António Pires da Graça (Juiz Conselheiro presidente da secção)


________

[1] Nos termos do art. 449º do CPP, para efeitos de revisão “à sentença é equiparado despacho que tiver posto fim ao processo”.
[2] Noções Elementares de Processo Civil, pag. 335.
[3] J. J. Gomes Canotilho, Direito constitucional e teoria da Constituição. 7. ed., 2ª reimpressão. Coimbra, 3003, Edições Almedina, pag, 265.
[4] A Teoria do Concurso em Direito Criminal (reimpressão), Almedina, 1983, pág. 302.
[5] Direito Processual Penal, 1º vol. pag 44.
[6] Código de Processo Civil Anotado, 1984 (reedição), volume V, pág. 158.
[7] Eduardo Correia, ob citada, pag. 403.
[8] Curso de Processo Penal, III, edição da AAFDL, 1963, págs. 35.
[9] J. H. Santos Cabral, “A relação entre as decisões dos tribunais internacionais e as decisões dos tribunais supremos - efeito directo e reabertura do processo”, pag. 9 e pag. 17.
[10] Sentencia de 22/11/1996.
[11] DRE II série de 13/12/2000.
[12] J. Gomes Canotilho e Vital Moreira, Constituição da República Portuguesa Anotada, 4º ed., pag. 497.
[13] Extraordinário é o que é fora do comum, raro, que sucede em circunstancias excecionais.
[14] M. Maia Gonçalves, Código de Processo Penal anotado e comentado, 12ª ed., pag. 845.
[15] Curso de Processo Penal, III, pag. 388.
[16] Recursos em Processo Penal, p. 215
[17] Coletânea de Jurisprudência – Acórdãos do Supremo Tribunal de Justiça, ano 2003, tomo I, p. 231.
[18] em www.dgsi.pt
[19] proc. n.º 3/12.2GAVVC-B.S1, 3ª sec , www.dgsi.pt/jstj.
[20] Através do recurso de «revisão», também denominada “ação de revisão criminal”.
[21] No Ac. STJ de 25/05/2016, proc. 459/08.8POLSB-A.S1 (in www. dgsi.pt) decidiu-se: “O despacho que revoga a suspensão da execução da pena de prisão, que o recorrente pretende que seja revisto, não põe fim ao processo, limitando-se a dar sequência à condenação antes proferida, pelo que é insuscetível de revisão”.
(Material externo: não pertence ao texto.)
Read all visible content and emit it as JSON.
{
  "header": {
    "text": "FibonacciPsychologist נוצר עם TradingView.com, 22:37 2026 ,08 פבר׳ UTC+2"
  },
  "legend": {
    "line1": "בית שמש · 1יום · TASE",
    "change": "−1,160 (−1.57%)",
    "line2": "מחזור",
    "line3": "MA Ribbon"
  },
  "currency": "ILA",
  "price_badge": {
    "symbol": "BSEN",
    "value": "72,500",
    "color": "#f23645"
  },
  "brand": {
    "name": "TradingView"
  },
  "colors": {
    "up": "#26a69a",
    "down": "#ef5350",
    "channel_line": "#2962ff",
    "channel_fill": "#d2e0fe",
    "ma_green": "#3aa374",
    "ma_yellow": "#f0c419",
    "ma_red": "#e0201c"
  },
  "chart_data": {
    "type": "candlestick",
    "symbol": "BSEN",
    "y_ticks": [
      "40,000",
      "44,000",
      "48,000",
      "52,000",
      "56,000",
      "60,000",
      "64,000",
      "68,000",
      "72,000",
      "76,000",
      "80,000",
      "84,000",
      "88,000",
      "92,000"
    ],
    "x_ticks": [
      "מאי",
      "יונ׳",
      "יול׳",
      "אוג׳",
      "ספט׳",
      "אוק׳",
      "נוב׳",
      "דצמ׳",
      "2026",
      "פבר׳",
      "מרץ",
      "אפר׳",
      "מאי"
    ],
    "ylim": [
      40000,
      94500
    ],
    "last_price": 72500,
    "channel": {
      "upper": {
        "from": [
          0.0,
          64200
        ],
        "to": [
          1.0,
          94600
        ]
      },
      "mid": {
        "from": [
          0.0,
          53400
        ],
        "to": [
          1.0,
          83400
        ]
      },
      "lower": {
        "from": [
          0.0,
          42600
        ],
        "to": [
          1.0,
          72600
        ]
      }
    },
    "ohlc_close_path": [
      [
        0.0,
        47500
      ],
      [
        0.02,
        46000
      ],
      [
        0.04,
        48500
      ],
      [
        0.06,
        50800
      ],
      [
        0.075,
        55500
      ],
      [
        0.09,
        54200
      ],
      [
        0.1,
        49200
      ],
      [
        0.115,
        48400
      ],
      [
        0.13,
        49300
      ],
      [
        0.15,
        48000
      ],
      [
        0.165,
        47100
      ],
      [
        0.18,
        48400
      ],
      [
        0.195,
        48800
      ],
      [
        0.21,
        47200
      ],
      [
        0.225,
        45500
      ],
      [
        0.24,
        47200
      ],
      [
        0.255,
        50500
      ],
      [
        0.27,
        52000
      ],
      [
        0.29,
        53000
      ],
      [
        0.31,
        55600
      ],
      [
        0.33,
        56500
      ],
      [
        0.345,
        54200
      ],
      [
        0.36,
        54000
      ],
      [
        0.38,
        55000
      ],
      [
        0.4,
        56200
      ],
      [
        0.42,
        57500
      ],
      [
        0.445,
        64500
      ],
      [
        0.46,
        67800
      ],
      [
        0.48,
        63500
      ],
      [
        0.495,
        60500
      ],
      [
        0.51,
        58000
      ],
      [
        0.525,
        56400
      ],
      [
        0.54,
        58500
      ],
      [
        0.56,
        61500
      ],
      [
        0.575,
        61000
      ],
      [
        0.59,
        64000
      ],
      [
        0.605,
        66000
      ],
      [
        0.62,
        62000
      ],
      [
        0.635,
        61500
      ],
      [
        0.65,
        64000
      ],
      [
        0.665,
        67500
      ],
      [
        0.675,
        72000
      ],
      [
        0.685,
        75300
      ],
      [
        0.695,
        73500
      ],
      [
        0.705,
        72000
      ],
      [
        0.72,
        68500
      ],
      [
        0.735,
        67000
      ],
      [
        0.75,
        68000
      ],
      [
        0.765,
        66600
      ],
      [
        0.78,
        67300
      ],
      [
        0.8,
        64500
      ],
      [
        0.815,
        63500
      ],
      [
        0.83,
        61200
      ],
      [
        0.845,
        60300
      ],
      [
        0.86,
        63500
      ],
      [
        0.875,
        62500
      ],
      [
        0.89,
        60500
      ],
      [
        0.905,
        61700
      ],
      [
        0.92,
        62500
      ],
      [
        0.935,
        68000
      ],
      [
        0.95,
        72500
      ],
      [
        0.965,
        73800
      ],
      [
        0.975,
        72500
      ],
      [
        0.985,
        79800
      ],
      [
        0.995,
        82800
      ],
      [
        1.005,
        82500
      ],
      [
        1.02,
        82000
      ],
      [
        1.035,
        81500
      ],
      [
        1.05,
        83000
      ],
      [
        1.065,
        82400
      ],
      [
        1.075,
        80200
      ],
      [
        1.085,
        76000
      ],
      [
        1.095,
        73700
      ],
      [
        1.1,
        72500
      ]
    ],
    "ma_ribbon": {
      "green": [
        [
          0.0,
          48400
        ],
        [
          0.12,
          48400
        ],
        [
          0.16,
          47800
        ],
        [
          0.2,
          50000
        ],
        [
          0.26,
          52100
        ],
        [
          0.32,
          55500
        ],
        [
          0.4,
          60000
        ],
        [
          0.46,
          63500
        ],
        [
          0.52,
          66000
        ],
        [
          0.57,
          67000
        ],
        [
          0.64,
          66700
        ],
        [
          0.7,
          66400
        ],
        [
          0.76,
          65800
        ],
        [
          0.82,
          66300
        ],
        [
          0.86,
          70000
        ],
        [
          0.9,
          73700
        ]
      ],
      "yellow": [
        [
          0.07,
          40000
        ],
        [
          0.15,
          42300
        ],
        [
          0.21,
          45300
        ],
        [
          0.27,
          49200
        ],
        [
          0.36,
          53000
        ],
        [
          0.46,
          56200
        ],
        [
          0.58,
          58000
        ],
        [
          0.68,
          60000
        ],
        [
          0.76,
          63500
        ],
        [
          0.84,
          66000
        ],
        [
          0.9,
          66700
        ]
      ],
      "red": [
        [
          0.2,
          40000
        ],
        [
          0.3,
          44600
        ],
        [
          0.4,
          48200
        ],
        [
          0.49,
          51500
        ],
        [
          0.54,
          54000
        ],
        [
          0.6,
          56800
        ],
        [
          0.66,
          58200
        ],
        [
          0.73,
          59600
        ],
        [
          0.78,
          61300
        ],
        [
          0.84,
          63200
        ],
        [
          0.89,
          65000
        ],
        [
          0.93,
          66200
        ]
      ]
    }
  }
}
[22] Na decisão da matéria de facto – por ex., o tribunal fixa um acontecimento que não existiu – ou na resolução da questão de direito – maxime:, errada subsunção jurídica dos factos provados, ou, em geral,  erro na aplicação do direito ao caso concreto.
[23] Por ex.: nulidades da sentença.
[24] Scientia Iuridica, tomo XIV, n.ºs 75/76, pag. 520/521.
[25] Proc. 798/12.3GCBNV-B.S1 in www.dgsi.pt
[26]   Artigo 15.º-A: (Recolha de assinatura dos juízes participantes em tribunal coletivo)
A assinatura dos outros juízes que, para além do relator, tenham intervindo em tribunal coletivo, nos termos previstos no n.º 1 do artigo 153.º do Código de Processo Civil, aprovado pela Lei n.º 41/2013, de 26 de junho, na sua redação atual, pode ser substituída por declaração escrita do relator atestando o voto de conformidade dos juízes que não assinaram.